Indikator kemajuan digital bergantung pada jumlah inovasi yang diterapkan. Untuk mempercepatnya, dibutuhkan regulasi yang tidak mencekik inovator-inovator dalam ekonomi digital.
Indikator kemajuan digital bergantung pada jumlah inovasi yang diterapkan. Menteri Keuangan Sri Mulyani mengatakan, untuk mempercepatnya, dibutuhkan regulasi yang tidak mencekik inovator-inovator dalam ekonomi digital.
”Produktivitas ekonomi digital bergantung pada peningkatan kualitas kebijakannya. Karena itu, kami tengah mengupayakan kebijakan yang efisien, melayani, dan tidak rumit,” ujar Sri Mulyani dalam seminar ”Bisnis Indonesia Economic Challanges 2018” di Jakarta, Senin (4/12).
Dari sisi regulasi, Bank Indonesia (BI) telah menerbitkan sistem national payment gateaway atau gerbang pembayaran nasional (GPN), Senin.
Direktur Eksekutif Departemen Kebijakan dan Pengawasan Sistem Pembayaran BI Eni V Panggabean mengatakan, GPN merupakan cita-cita selama 20 tahun terakhir yang bertujuan mengefisiensikan pembayaran di Indonesia. Merchandising rate-nya pun dapat mencapai 1 persen.
Selama ini, gerbang pembayaran yang ada di Indonesia berasal dari asing, contohnya Visa atau Mastercard.
Eni mengatakan, dengan adanya GPN, Indonesia tidak perlu lagi membayar jasa transaksi lintas bank kepada pihak-pihak tersebut. Jumlah mesin electronic data capture (EDC) dalam satu toko dapat berkurang. Cukup satu mesin EDC untuk semua kartu bank.
Peluncuran GPN merupakan wujud integrasi instrumen dan kanal pembayaran secara nasional.
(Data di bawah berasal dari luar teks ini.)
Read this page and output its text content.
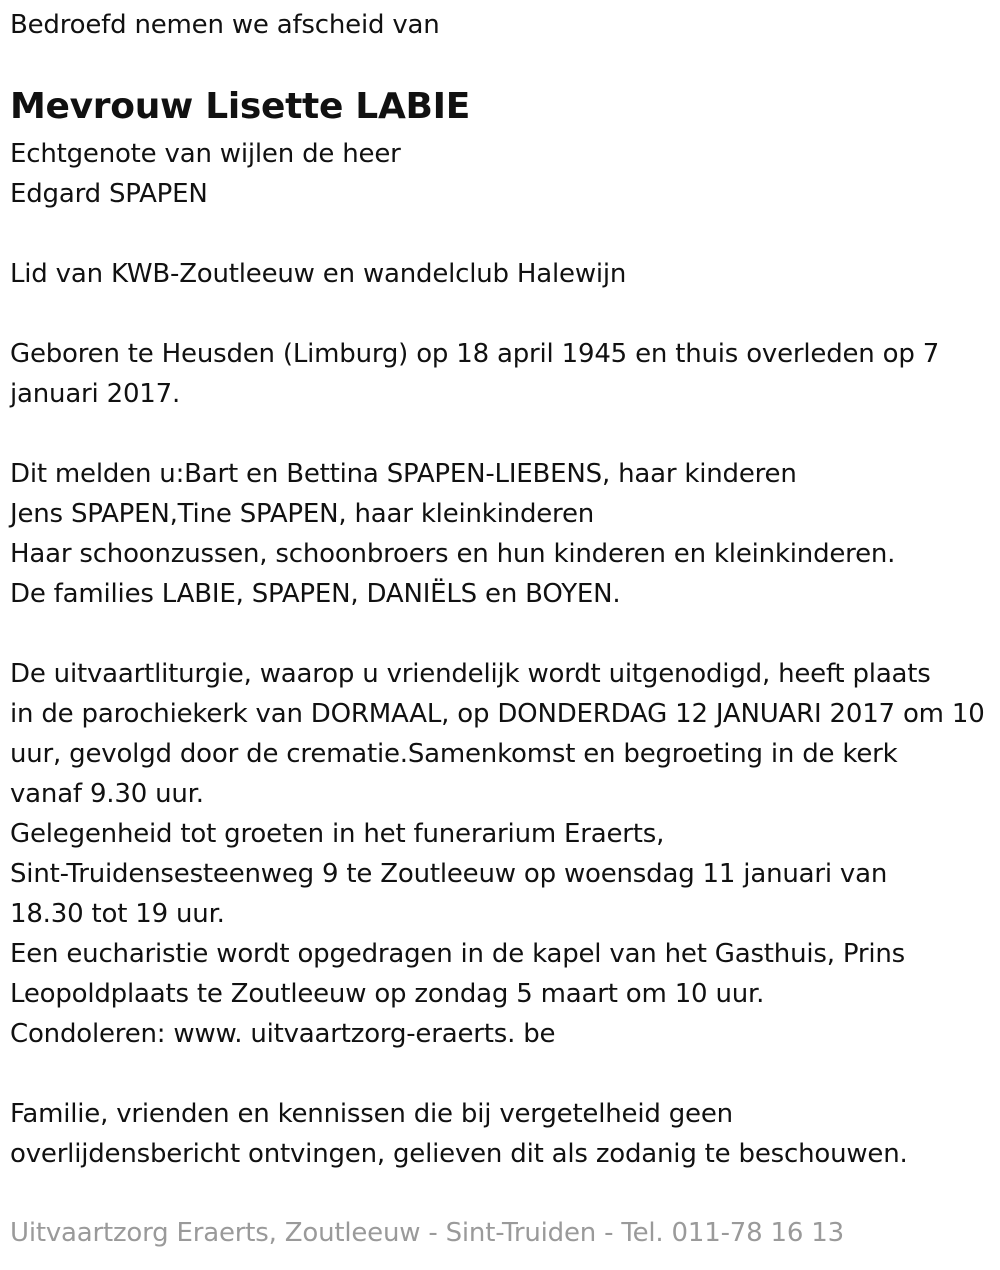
Bedroefd nemen we afscheid van
Mevrouw Lisette LABIE
Echtgenote van wijlen de heer
Edgard SPAPEN
Lid van KWB-Zoutleeuw en wandelclub Halewijn
Geboren te Heusden (Limburg) op 18 april 1945 en thuis overleden op 7
januari 2017.
Dit melden u:Bart en Bettina SPAPEN-LIEBENS, haar kinderen
Jens SPAPEN,Tine SPAPEN, haar kleinkinderen
Haar schoonzussen, schoonbroers en hun kinderen en kleinkinderen.
De families LABIE, SPAPEN, DANIËLS en BOYEN.
De uitvaartliturgie, waarop u vriendelijk wordt uitgenodigd, heeft plaats
in de parochiekerk van DORMAAL, op DONDERDAG 12 JANUARI 2017 om 10
uur, gevolgd door de crematie.Samenkomst en begroeting in de kerk
vanaf 9.30 uur.
Gelegenheid tot groeten in het funerarium Eraerts,
Sint-Truidensesteenweg 9 te Zoutleeuw op woensdag 11 januari van
18.30 tot 19 uur.
Een eucharistie wordt opgedragen in de kapel van het Gasthuis, Prins
Leopoldplaats te Zoutleeuw op zondag 5 maart om 10 uur.
Condoleren: www. uitvaartzorg-eraerts. be
Familie, vrienden en kennissen die bij vergetelheid geen
overlijdensbericht ontvingen, gelieven dit als zodanig te beschouwen.
Uitvaartzorg Eraerts, Zoutleeuw - Sint-Truiden - Tel. 011-78 16 13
GPN akan meningkatkan perlindungan konsumen serta mengefektifkan transmisi kebijakan moneter, efisiensi intermediasi, dan resiliensi sistem keuangan.
Eni menuturkan, GPN akan meningkatkan perlindungan konsumen serta mengefektifkan transmisi kebijakan moneter, efisiensi intermediasi, dan resiliensi sistem keuangan.
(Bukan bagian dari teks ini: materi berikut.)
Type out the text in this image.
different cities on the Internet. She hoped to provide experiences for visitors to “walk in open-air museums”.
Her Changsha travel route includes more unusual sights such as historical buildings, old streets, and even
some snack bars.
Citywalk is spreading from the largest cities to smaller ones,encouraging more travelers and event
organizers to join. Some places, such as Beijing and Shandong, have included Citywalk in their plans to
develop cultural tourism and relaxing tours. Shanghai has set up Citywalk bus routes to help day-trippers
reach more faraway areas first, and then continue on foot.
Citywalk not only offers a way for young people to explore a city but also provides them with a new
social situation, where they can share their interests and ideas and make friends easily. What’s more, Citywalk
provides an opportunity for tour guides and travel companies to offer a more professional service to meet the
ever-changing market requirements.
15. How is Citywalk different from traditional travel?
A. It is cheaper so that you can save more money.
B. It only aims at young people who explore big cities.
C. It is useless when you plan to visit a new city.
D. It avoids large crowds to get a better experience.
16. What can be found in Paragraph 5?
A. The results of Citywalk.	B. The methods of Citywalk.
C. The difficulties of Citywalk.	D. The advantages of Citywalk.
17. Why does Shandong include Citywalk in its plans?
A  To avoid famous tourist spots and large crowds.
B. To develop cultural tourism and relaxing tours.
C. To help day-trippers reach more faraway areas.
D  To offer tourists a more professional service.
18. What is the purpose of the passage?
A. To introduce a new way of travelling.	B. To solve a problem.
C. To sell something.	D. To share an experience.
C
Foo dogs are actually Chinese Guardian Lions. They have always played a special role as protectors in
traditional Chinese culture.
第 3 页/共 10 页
Selain praktis, penggunaan GPN juga bermanfaat untuk transparansi transaksi nasional, memperluas akses, mengefisiensikan nilai rupiah, dan meningkatkan akurasi perencanaan ekonomi.
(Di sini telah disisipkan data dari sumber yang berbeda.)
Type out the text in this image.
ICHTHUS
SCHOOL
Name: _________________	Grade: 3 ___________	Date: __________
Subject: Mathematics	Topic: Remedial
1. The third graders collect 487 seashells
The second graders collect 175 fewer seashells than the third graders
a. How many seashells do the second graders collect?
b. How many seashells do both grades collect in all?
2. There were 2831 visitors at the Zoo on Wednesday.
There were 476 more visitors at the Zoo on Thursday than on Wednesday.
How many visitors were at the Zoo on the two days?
Secara jangka panjang, GPN akan meningkatkan inklusivitas keuangan, mendorong Indonesiasentris, dan menciptakan masyarakat nontunai.
”Dalam ekonomi digital, masyarakat nontunai merupakan aspek penting karena semua pembelian dan pembayaran akan bersifat bisa di mana saja dan kapan saja,” ujar Eni.
Peluncuran GPN ini disambut baik oleh Hariyadi. Dia mengatakan, GPN membuat data dan transaksi pelaku-pelaku ekonomi digital dapat terlacak sehingga lebih transparan.
Dalam ekonomi digital, masyarakat nontunai merupakan aspek penting karena semua pembelian dan pembayaran akan bersifat bisa di mana saja dan kapan saja.
Sebagai salah satu pelaku ekonomi digital, Pendiri dan Chief Executive Officer Bukalapak Ahmad Zaky mendukung adanya GPN. GPN akan mengurangi pajak yang harus dibayarkan ke luar negeri karena memakai jasa gerbang pembayaran asing.
Dari sisi pembayaran nontunai, Zaky menilai, semakin sederhana sistemnya, aktivitas perdagangan elektronik pun semakin diminati.
Saat ini, salah satu tantangan yang dia hadapi adalah pola pikir masyarakat tunai yang menjadi alasan tidak ingin terlibat dalam jual beli secara digital.
Prioritaskan konsumen
Menurut Eni, sebagai salah satu regulator dalam ekonomi digital, BI menyeimbangkan antara kehati-hatian dan inovasi. ”Dalam kehati-hatian, aspek mitigasi risiko dan perlindungan konsumen penting,” ucapnya.
Selain perlindungan konsumen dan pencegahan risiko, aspek lainnya ialah pemeliharaan stabilitas moneter dan sistem keuangan serta keamanan, kelancaran, dan efisiensi sistem pembayaran.
Eni menyebutkan, prinsip kehati-hatian ini dapat tercapai dengan mekanisme untuk memonitor perkembangan teknologi finansial.
Perlu kontrol pada pengembangan layanan inovatif. Syarat ini kemudian dikaji dengan syarat prinsip kehati-hatian.
Dari prinsip inovasi, aspek pentingnya meliputi teknologi sistem keuangan, pelayanan dan produk keuangan yang lebih baik bagi masyarakat, serta pertumbuhan ekonomi melalui teknologi digital.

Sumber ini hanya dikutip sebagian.